Facile and Sensitive Fluorescence Assay of DNA Polymerase Activity Using Cu 2+ and Ascorbate as Signal Developers

We report herein a label‐free and turn‐on fluorescence approach for detecting DNA polymerase activity. In the presence of DNA polymerase, the DNA primer could be elongated to produce one long double‐stranded DNA (dsDNA). Then, the produced dsDNA acted as the template for in‐situ synthesizing fluorescent copper nanoclusters (CuNCs) via Cu 2+ –ascorbate reaction (10 min at room temperature), and the fluorescent intensity of the CuNCs was used to quantify the activity of DNA polymerase. In this strategy, cheap CuSO 4 and ascorbate acted as fluorescence developers, so this method is low‐cost and easy to carry out. Interestingly, based on the sequence‐dependent fluorescence of DNA‐templated CuNCs, we rationally designed the sequence of DNA substrate to decrease the background and increase the signal of this assay.
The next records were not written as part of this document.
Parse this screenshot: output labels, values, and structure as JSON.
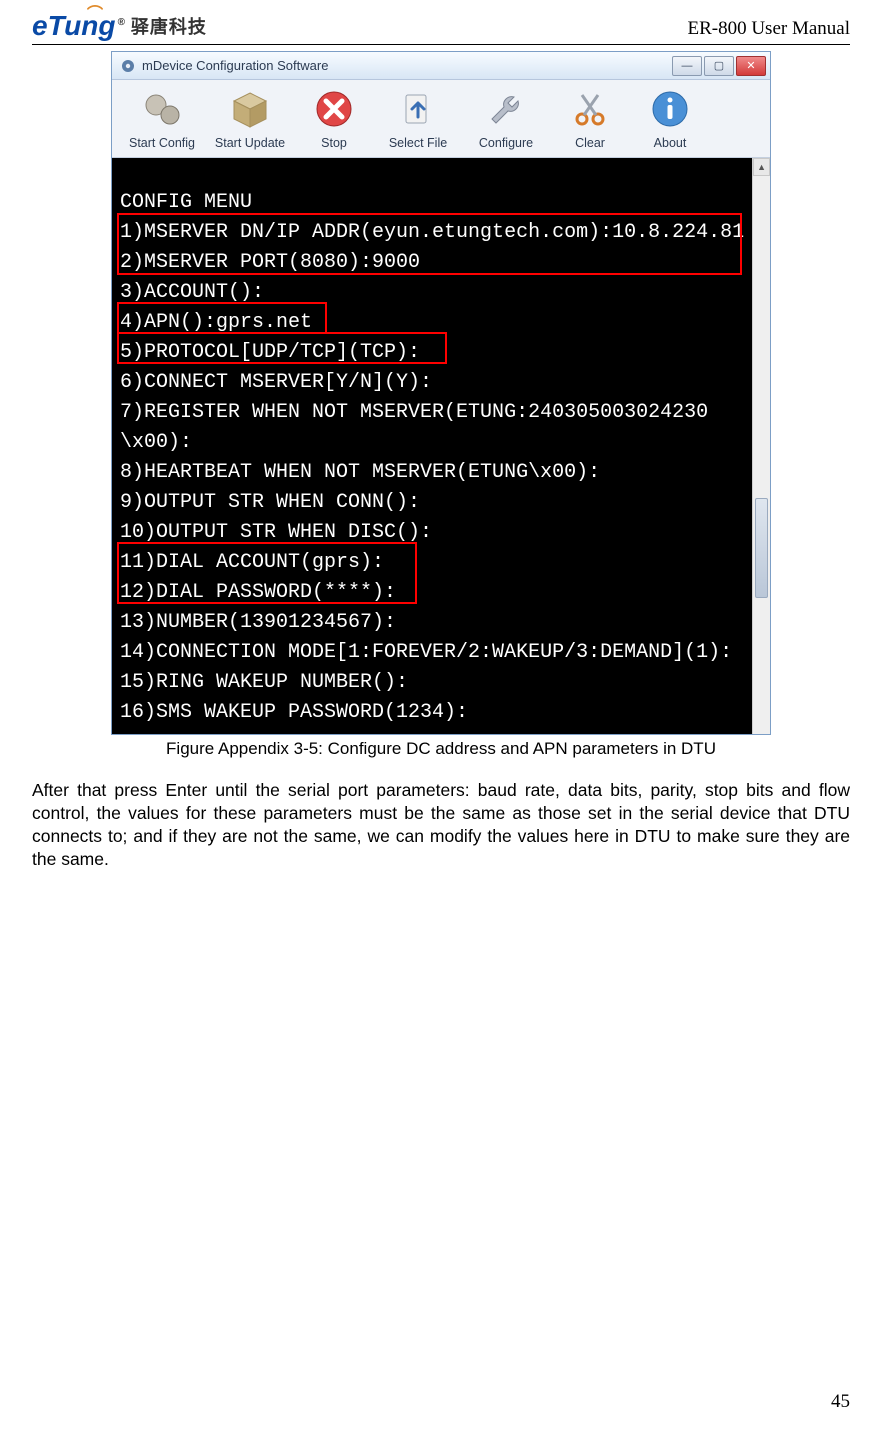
{
  "header": {
    "logo_text": "eTung",
    "logo_reg": "®",
    "logo_cn": "驿唐科技",
    "doc_title": "ER-800 User Manual"
  },
  "window": {
    "title": "mDevice Configuration Software",
    "controls": {
      "min": "—",
      "max": "▢",
      "close": "✕"
    },
    "toolbar": [
      {
        "label": "Start Config"
      },
      {
        "label": "Start Update"
      },
      {
        "label": "Stop"
      },
      {
        "label": "Select File"
      },
      {
        "label": "Configure"
      },
      {
        "label": "Clear"
      },
      {
        "label": "About"
      }
    ],
    "terminal": {
      "heading": "CONFIG MENU",
      "lines": [
        "1)MSERVER DN/IP ADDR(eyun.etungtech.com):10.8.224.81",
        "2)MSERVER PORT(8080):9000",
        "3)ACCOUNT():",
        "4)APN():gprs.net",
        "5)PROTOCOL[UDP/TCP](TCP):",
        "6)CONNECT MSERVER[Y/N](Y):",
        "7)REGISTER WHEN NOT MSERVER(ETUNG:240305003024230",
        "\\x00):",
        "8)HEARTBEAT WHEN NOT MSERVER(ETUNG\\x00):",
        "9)OUTPUT STR WHEN CONN():",
        "10)OUTPUT STR WHEN DISC():",
        "11)DIAL ACCOUNT(gprs):",
        "12)DIAL PASSWORD(****):",
        "13)NUMBER(13901234567):",
        "14)CONNECTION MODE[1:FOREVER/2:WAKEUP/3:DEMAND](1):",
        "15)RING WAKEUP NUMBER():",
        "16)SMS WAKEUP PASSWORD(1234):"
      ]
    }
  },
  "caption": "Figure Appendix 3-5: Configure DC address and APN parameters in DTU",
  "body": "After that press Enter until the serial port parameters: baud rate, data bits, parity, stop bits and flow control, the values for these parameters must be the same as those set in the serial device that DTU connects to; and if they are not the same, we can modify the values here in DTU to make sure they are the same.",
  "page_number": "45"
}
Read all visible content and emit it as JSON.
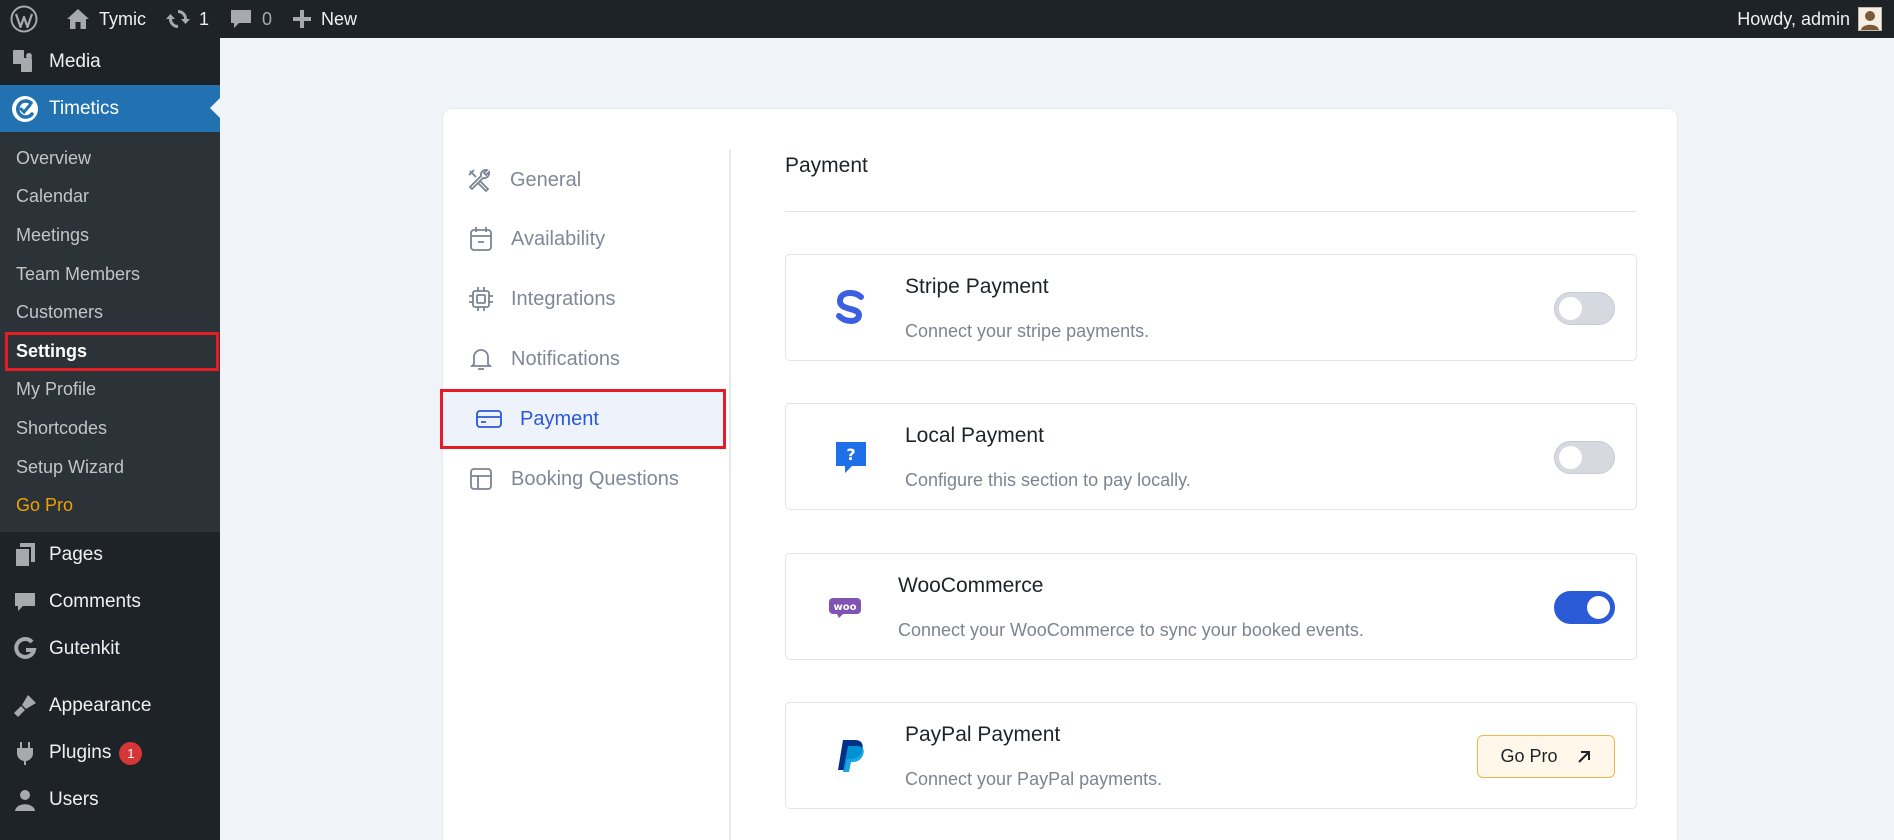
{
  "admin_bar": {
    "site_name": "Tymic",
    "updates_count": "1",
    "comments_count": "0",
    "new_label": "New",
    "howdy": "Howdy, admin"
  },
  "sidebar": {
    "items": [
      {
        "label": "Media",
        "icon": "media-icon"
      },
      {
        "label": "Timetics",
        "icon": "timetics-icon"
      },
      {
        "label": "Pages",
        "icon": "pages-icon"
      },
      {
        "label": "Comments",
        "icon": "comments-icon"
      },
      {
        "label": "Gutenkit",
        "icon": "gutenkit-icon"
      },
      {
        "label": "Appearance",
        "icon": "appearance-icon"
      },
      {
        "label": "Plugins",
        "icon": "plugins-icon",
        "badge": "1"
      },
      {
        "label": "Users",
        "icon": "users-icon"
      }
    ],
    "submenu": [
      "Overview",
      "Calendar",
      "Meetings",
      "Team Members",
      "Customers",
      "Settings",
      "My Profile",
      "Shortcodes",
      "Setup Wizard",
      "Go Pro"
    ]
  },
  "settings_tabs": [
    {
      "label": "General",
      "icon": "tools-icon"
    },
    {
      "label": "Availability",
      "icon": "calendar-icon"
    },
    {
      "label": "Integrations",
      "icon": "chip-icon"
    },
    {
      "label": "Notifications",
      "icon": "bell-icon"
    },
    {
      "label": "Payment",
      "icon": "credit-card-icon"
    },
    {
      "label": "Booking Questions",
      "icon": "layout-icon"
    }
  ],
  "payment": {
    "title": "Payment",
    "methods": [
      {
        "title": "Stripe Payment",
        "desc": "Connect your stripe payments.",
        "enabled": false,
        "icon": "stripe-icon"
      },
      {
        "title": "Local Payment",
        "desc": "Configure this section to pay locally.",
        "enabled": false,
        "icon": "local-payment-icon"
      },
      {
        "title": "WooCommerce",
        "desc": "Connect your WooCommerce to sync your booked events.",
        "enabled": true,
        "icon": "woocommerce-icon"
      },
      {
        "title": "PayPal Payment",
        "desc": "Connect your PayPal payments.",
        "action": "Go Pro",
        "icon": "paypal-icon"
      }
    ]
  },
  "colors": {
    "accent": "#2271b1",
    "active_tab": "#2959d6",
    "highlight": "#e51c23",
    "pro": "#f0a000"
  }
}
Therefore, this proposed method exhibited a high sensitivity toward DNA polymerase, and the limit of detection was 3.7×10 –7 U/μL for Klenow Fragment (KF) polymerase. The strategy suggests a “mix‐and‐detect” homogenous assay format without precipitation, separation and washing. The whole process (including enzyme reaction and synthesizing CuNCs) can be completed in a single tube. This fluorescence method is low‐cost and simple, and shows potential application in some biomedical studies and clinical diagnostics.